See https://docs.pola.rs/user-guide/misc/multiprocessing/ for details.
If you really know what your doing, you can silence this warning with the warning module
or by setting POLARS_ALLOW_FORKING_THREAD=1.
self.pid = os.fork()
/home/chaosong/miniconda3/lib/python3.12/multiprocessing/popen_fork.py:66: RuntimeWarning: Using fork() can cause Polars to deadlock in the child process.
In addition, using fork() with Python in general is a recipe for mysterious
deadlocks and crashes.
The most likely reason you are seeing this error is because you are using the
multiprocessing module on Linux, which uses fork() by default. This will be
fixed in Python 3.14. Until then, you want to use the "spawn" context instead.
See https://docs.pola.rs/user-guide/misc/multiprocessing/ for details.
If you really know what your doing, you can silence this warning with the warning module
or by setting POLARS_ALLOW_FORKING_THREAD=1.
self.pid = os.fork()
STLSTMSample(loc_seq=tensor([[2740, 2741, 2742, 2743, 2744, 2745],
[ 373, 635, 62, 77, 634, 104],
[5532, 5533, 5534, 5535, 508, 505],
[ 40, 482, 4861, 485, 4862, 4863]]), td_upper_seq=tensor([[9, 9, 9, 9, 9, 9],
[9, 9, 6, 9, 9, 9],
[9, 9, 9, 9, 9, 9],
[9, 9, 9, 9, 9, 9]]), td_lower_seq=tensor([[0, 0, 0, 0, 0, 0],
[0, 0, 3, 0, 0, 0],
[0, 0, 0, 0, 0, 0],
[0, 0, 0, 0, 0, 0]]), sd_upper_seq=tensor([[9, 9, 9, 9, 9, 9],
[9, 9, 9, 9, 9, 9],
[9, 9, 9, 9, 9, 9],
[9, 9, 9, 9, 9, 9]]), sd_lower_seq=tensor([[0, 0, 0, 0, 0, 0],
[0, 0, 0, 0, 0, 0],
[0, 0, 0, 0, 0, 0],
[0, 0, 0, 0, 0, 0]]), valid_lengths=[6, 6, 6, 6], labels=tensor([[2741, 2742, 2743, 2744, 2745, 2746],
[ 635, 62, 77, 634, 104, 1764],
[5533, 5534, 5535, 508, 505, 323],
[ 482, 4861, 485, 4862, 4863, 11]]), mask=tensor([[1., 1., 1., 1., 1., 1.],
[1., 1., 1., 1., 1., 1.],
[1., 1., 1., 1., 1., 1.],
[1., 1., 1., 1., 1., 1.]]))
3. ST-LSTM模型#
from trajdl.algorithms.loc_pred.stlstm import STLSTMModule
# 构建GM-VASE模型
model = STLSTMModule(
tokenizer=tokenizer,
embedding_dim=128,
hidden_size=256,
ts_bucketizer=time_bucketizer,
loc_bucketizer=loc_bucketizer,
)
model
STLSTMModule(
(stlstm): STLSTM(
(loc_emb): SimpleEmbedding(
(embedding): Embedding(6586, 128, padding_idx=6585)
)
(temporal_upper_emb): Embedding(10, 128)
(temporal_lower_emb): Embedding(10, 128)
(spatial_upper_emb): Embedding(10, 128)
(spatial_lower_emb): Embedding(10, 128)
(temporal_ln): Linear(in_features=128, out_features=768, bias=False)
(spatial_ln): Linear(in_features=128, out_features=768, bias=False)
(input_weight): Linear(in_features=128, out_features=1024, bias=True)
(hidden_weight): Linear(in_features=256, out_features=1024, bias=False)
)
(loss): SampledSoftmaxLoss(
(eval_loss): CrossEntropyLoss()
)
)
4. 训练#
执行如下的代码即可开始模型的训练:
import lightning as L
trainer = L.Trainer(max_epochs=1, logger=False, enable_checkpointing=False)

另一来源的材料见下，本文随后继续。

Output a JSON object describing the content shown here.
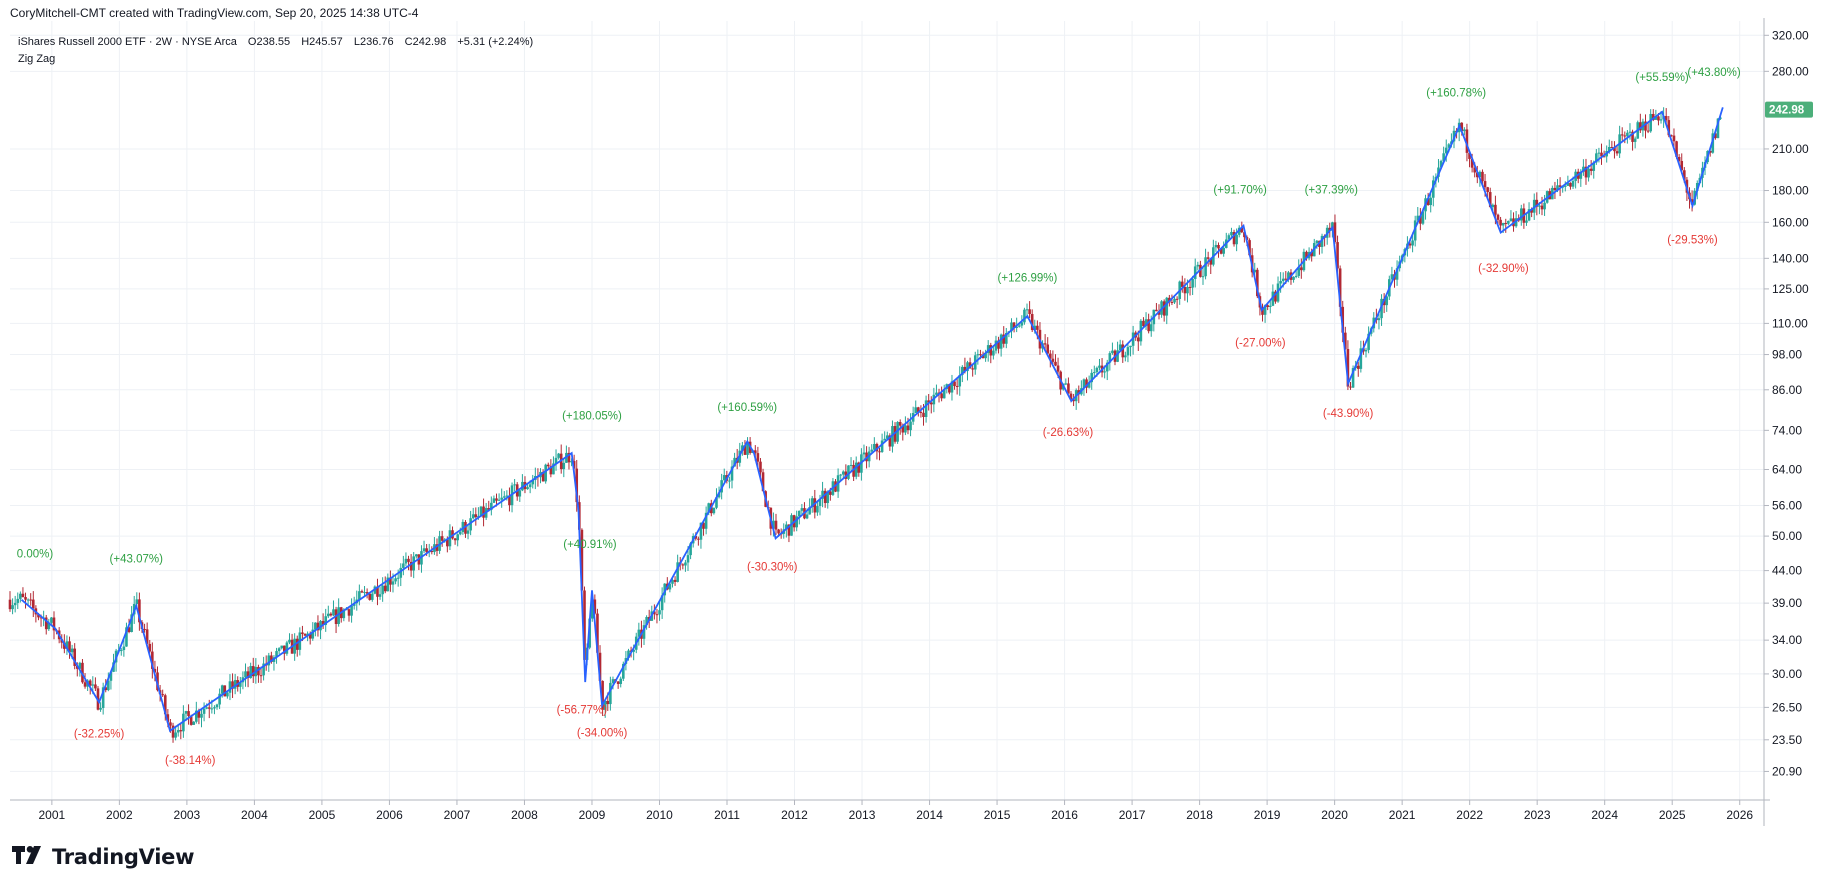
{
  "header": {
    "author_line": "CoryMitchell-CMT created with TradingView.com, Sep 20, 2025 14:38 UTC-4"
  },
  "colors": {
    "zigzag": "#2962ff",
    "up": "#26a69a",
    "down": "#b22833",
    "label_up": "#2ea043",
    "label_down": "#e53935",
    "grid": "#eef1f5",
    "axis": "#787b86",
    "last_price_bg": "#4caf7a"
  },
  "logo": {
    "text": "TradingView",
    "icon": "tradingview-logo-icon"
  },
  "chart_data": {
    "type": "candlestick",
    "symbol_line": "iShares Russell 2000 ETF · 2W · NYSE Arca",
    "ohlc_labels": {
      "open": "O238.55",
      "high": "H245.57",
      "low": "L236.76",
      "close": "C242.98",
      "change": "+5.31 (+2.24%)"
    },
    "indicator": "Zig Zag",
    "y_scale": "log",
    "ylim": [
      18.8,
      330
    ],
    "xlim": [
      2000.38,
      2026.33
    ],
    "y_ticks": [
      "320.00",
      "280.00",
      "210.00",
      "180.00",
      "160.00",
      "140.00",
      "125.00",
      "110.00",
      "98.00",
      "86.00",
      "74.00",
      "64.00",
      "56.00",
      "50.00",
      "44.00",
      "39.00",
      "34.00",
      "30.00",
      "26.50",
      "23.50",
      "20.90"
    ],
    "x_ticks": [
      "2001",
      "2002",
      "2003",
      "2004",
      "2005",
      "2006",
      "2007",
      "2008",
      "2009",
      "2010",
      "2011",
      "2012",
      "2013",
      "2014",
      "2015",
      "2016",
      "2017",
      "2018",
      "2019",
      "2020",
      "2021",
      "2022",
      "2023",
      "2024",
      "2025",
      "2026"
    ],
    "last_price": {
      "value": 242.98,
      "label": "242.98"
    },
    "zigzag": [
      {
        "t": 2000.55,
        "v": 39.5
      },
      {
        "t": 2001.05,
        "v": 35.5
      },
      {
        "t": 2001.7,
        "v": 27.0
      },
      {
        "t": 2002.25,
        "v": 38.6
      },
      {
        "t": 2002.75,
        "v": 24.3
      },
      {
        "t": 2008.7,
        "v": 68.0
      },
      {
        "t": 2008.8,
        "v": 55.0
      },
      {
        "t": 2008.9,
        "v": 29.1
      },
      {
        "t": 2009.0,
        "v": 40.9
      },
      {
        "t": 2009.15,
        "v": 26.7
      },
      {
        "t": 2011.3,
        "v": 71.0
      },
      {
        "t": 2011.4,
        "v": 68.0
      },
      {
        "t": 2011.72,
        "v": 49.6
      },
      {
        "t": 2015.45,
        "v": 113.0
      },
      {
        "t": 2016.1,
        "v": 82.5
      },
      {
        "t": 2018.65,
        "v": 158.0
      },
      {
        "t": 2018.92,
        "v": 115.5
      },
      {
        "t": 2019.97,
        "v": 157.0
      },
      {
        "t": 2020.2,
        "v": 88.0
      },
      {
        "t": 2021.85,
        "v": 229.0
      },
      {
        "t": 2022.46,
        "v": 154.0
      },
      {
        "t": 2024.85,
        "v": 241.0
      },
      {
        "t": 2025.3,
        "v": 170.0
      },
      {
        "t": 2025.75,
        "v": 245.0
      }
    ],
    "annotations": [
      {
        "text": "0.00%)",
        "t": 2000.75,
        "v": 46.2,
        "dir": "up"
      },
      {
        "text": "(+43.07%)",
        "t": 2002.25,
        "v": 45.3,
        "dir": "up"
      },
      {
        "text": "(-32.25%)",
        "t": 2001.7,
        "v": 23.7,
        "dir": "down"
      },
      {
        "text": "(-38.14%)",
        "t": 2003.05,
        "v": 21.5,
        "dir": "down"
      },
      {
        "text": "(+180.05%)",
        "t": 2009.0,
        "v": 77.0,
        "dir": "up"
      },
      {
        "text": "(+40.91%)",
        "t": 2008.97,
        "v": 47.8,
        "dir": "up"
      },
      {
        "text": "(-56.77%)",
        "t": 2008.85,
        "v": 25.9,
        "dir": "down"
      },
      {
        "text": "(-34.00%)",
        "t": 2009.15,
        "v": 23.8,
        "dir": "down"
      },
      {
        "text": "(+160.59%)",
        "t": 2011.3,
        "v": 79.5,
        "dir": "up"
      },
      {
        "text": "(-30.30%)",
        "t": 2011.67,
        "v": 44.0,
        "dir": "down"
      },
      {
        "text": "(+126.99%)",
        "t": 2015.45,
        "v": 128.5,
        "dir": "up"
      },
      {
        "text": "(-26.63%)",
        "t": 2016.05,
        "v": 72.4,
        "dir": "down"
      },
      {
        "text": "(+91.70%)",
        "t": 2018.6,
        "v": 178.0,
        "dir": "up"
      },
      {
        "text": "(-27.00%)",
        "t": 2018.9,
        "v": 101.0,
        "dir": "down"
      },
      {
        "text": "(+37.39%)",
        "t": 2019.95,
        "v": 178.0,
        "dir": "up"
      },
      {
        "text": "(-43.90%)",
        "t": 2020.2,
        "v": 77.8,
        "dir": "down"
      },
      {
        "text": "(+160.78%)",
        "t": 2021.8,
        "v": 255.0,
        "dir": "up"
      },
      {
        "text": "(-32.90%)",
        "t": 2022.5,
        "v": 133.0,
        "dir": "down"
      },
      {
        "text": "(+55.59%)",
        "t": 2024.85,
        "v": 270.0,
        "dir": "up"
      },
      {
        "text": "(+43.80%)",
        "t": 2025.62,
        "v": 275.0,
        "dir": "up"
      },
      {
        "text": "(-29.53%)",
        "t": 2025.3,
        "v": 148.0,
        "dir": "down"
      }
    ]
  }
}
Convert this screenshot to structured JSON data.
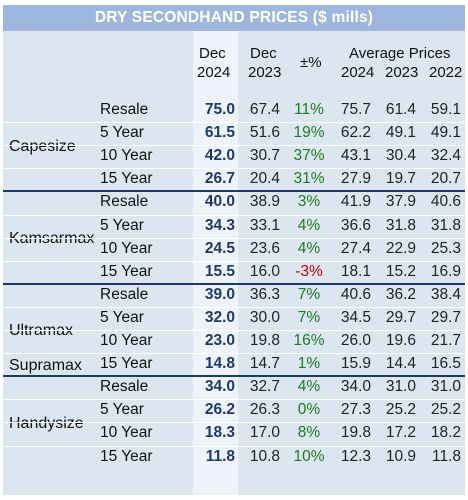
{
  "title": "DRY SECONDHAND PRICES ($ mills)",
  "headers": {
    "dec2024_top": "Dec",
    "dec2024_bottom": "2024",
    "dec2023_top": "Dec",
    "dec2023_bottom": "2023",
    "change": "±%",
    "avg_title": "Average Prices",
    "avg_2024": "2024",
    "avg_2023": "2023",
    "avg_2022": "2022"
  },
  "groups": [
    {
      "name": "Capesize",
      "rows": [
        {
          "age": "Resale",
          "dec2024": "75.0",
          "dec2023": "67.4",
          "chg": "11%",
          "a2024": "75.7",
          "a2023": "61.4",
          "a2022": "59.1"
        },
        {
          "age": "5 Year",
          "dec2024": "61.5",
          "dec2023": "51.6",
          "chg": "19%",
          "a2024": "62.2",
          "a2023": "49.1",
          "a2022": "49.1"
        },
        {
          "age": "10 Year",
          "dec2024": "42.0",
          "dec2023": "30.7",
          "chg": "37%",
          "a2024": "43.1",
          "a2023": "30.4",
          "a2022": "32.4"
        },
        {
          "age": "15 Year",
          "dec2024": "26.7",
          "dec2023": "20.4",
          "chg": "31%",
          "a2024": "27.9",
          "a2023": "19.7",
          "a2022": "20.7"
        }
      ]
    },
    {
      "name": "Kamsarmax",
      "rows": [
        {
          "age": "Resale",
          "dec2024": "40.0",
          "dec2023": "38.9",
          "chg": "3%",
          "a2024": "41.9",
          "a2023": "37.9",
          "a2022": "40.6"
        },
        {
          "age": "5 Year",
          "dec2024": "34.3",
          "dec2023": "33.1",
          "chg": "4%",
          "a2024": "36.6",
          "a2023": "31.8",
          "a2022": "31.8"
        },
        {
          "age": "10 Year",
          "dec2024": "24.5",
          "dec2023": "23.6",
          "chg": "4%",
          "a2024": "27.4",
          "a2023": "22.9",
          "a2022": "25.3"
        },
        {
          "age": "15 Year",
          "dec2024": "15.5",
          "dec2023": "16.0",
          "chg": "-3%",
          "a2024": "18.1",
          "a2023": "15.2",
          "a2022": "16.9"
        }
      ]
    },
    {
      "name": "Ultramax",
      "name2": "Supramax",
      "rows": [
        {
          "age": "Resale",
          "dec2024": "39.0",
          "dec2023": "36.3",
          "chg": "7%",
          "a2024": "40.6",
          "a2023": "36.2",
          "a2022": "38.4"
        },
        {
          "age": "5 Year",
          "dec2024": "32.0",
          "dec2023": "30.0",
          "chg": "7%",
          "a2024": "34.5",
          "a2023": "29.7",
          "a2022": "29.7"
        },
        {
          "age": "10 Year",
          "dec2024": "23.0",
          "dec2023": "19.8",
          "chg": "16%",
          "a2024": "26.0",
          "a2023": "19.6",
          "a2022": "21.7"
        },
        {
          "age": "15 Year",
          "dec2024": "14.8",
          "dec2023": "14.7",
          "chg": "1%",
          "a2024": "15.9",
          "a2023": "14.4",
          "a2022": "16.5"
        }
      ]
    },
    {
      "name": "Handysize",
      "rows": [
        {
          "age": "Resale",
          "dec2024": "34.0",
          "dec2023": "32.7",
          "chg": "4%",
          "a2024": "34.0",
          "a2023": "31.0",
          "a2022": "31.0"
        },
        {
          "age": "5 Year",
          "dec2024": "26.2",
          "dec2023": "26.3",
          "chg": "0%",
          "a2024": "27.3",
          "a2023": "25.2",
          "a2022": "25.2"
        },
        {
          "age": "10 Year",
          "dec2024": "18.3",
          "dec2023": "17.0",
          "chg": "8%",
          "a2024": "19.8",
          "a2023": "17.2",
          "a2022": "18.2"
        },
        {
          "age": "15 Year",
          "dec2024": "11.8",
          "dec2023": "10.8",
          "chg": "10%",
          "a2024": "12.3",
          "a2023": "10.9",
          "a2022": "11.8"
        }
      ]
    }
  ],
  "colors": {
    "positive": "#1f7a1f",
    "negative": "#c00000",
    "accent": "#1f3a68",
    "title_bg": "#9eb6db",
    "table_bg": "#dce6f1"
  }
}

trainer.fit(model, data_module)
GPU available: True (cuda), used: True
TPU available: False, using: 0 TPU cores
HPU available: False, using: 0 HPUs
You are using a CUDA device ('NVIDIA GeForce RTX 4060 Ti') that has Tensor Cores. To properly utilize them, you should set `torch.set_float32_matmul_precision('medium' | 'high')` which will trade-off precision for performance. For more details, read https://pytorch.org/docs/stable/generated/torch.set_float32_matmul_precision.html#torch.set_float32_matmul_precision
LOCAL_RANK: 0 - CUDA_VISIBLE_DEVICES: [0]
| Name | Type | Params | Mode
------------------------------------------------------
0 | stlstm | STLSTM | 1.4 M | train
1 | loss | SampledSoftmaxLoss | 1.7 M | train
------------------------------------------------------
3.1 M Trainable params
0 Non-trainable params
3.1 M Total params
12.526 Total estimated model params size (MB)
13 Modules in train mode
0 Modules in eval mode
acc: 0.00%
`Trainer.fit` stopped: `max_epochs=1` reached.
acc: 0.00%
5. 推理#
在STLSTMModule中的forward函数即为推理函数,其输出即为预测的下一位置的概率,经过argmax操作之后即为概率最大的下一位置预测:
import torch
data_module.setup("test")
test_loader = data_module.test_dataloader()
with torch.inference_mode():
predictions = trainer.predict(model, test_loader)
print(predictions[0].argmax(dim=-1))
LOCAL_RANK: 0 - CUDA_VISIBLE_DEVICES: [0]
tensor([4954, 998, 4954, 4954])
Tip
本文介绍了ST-LSTM算法的数据集预处理、时空特征处理以及模型的训练&推理。
本文代码中大量使用
Polars来处理数据,推荐读者在使用TrajDL时同样使用Polars工具进行数据处理。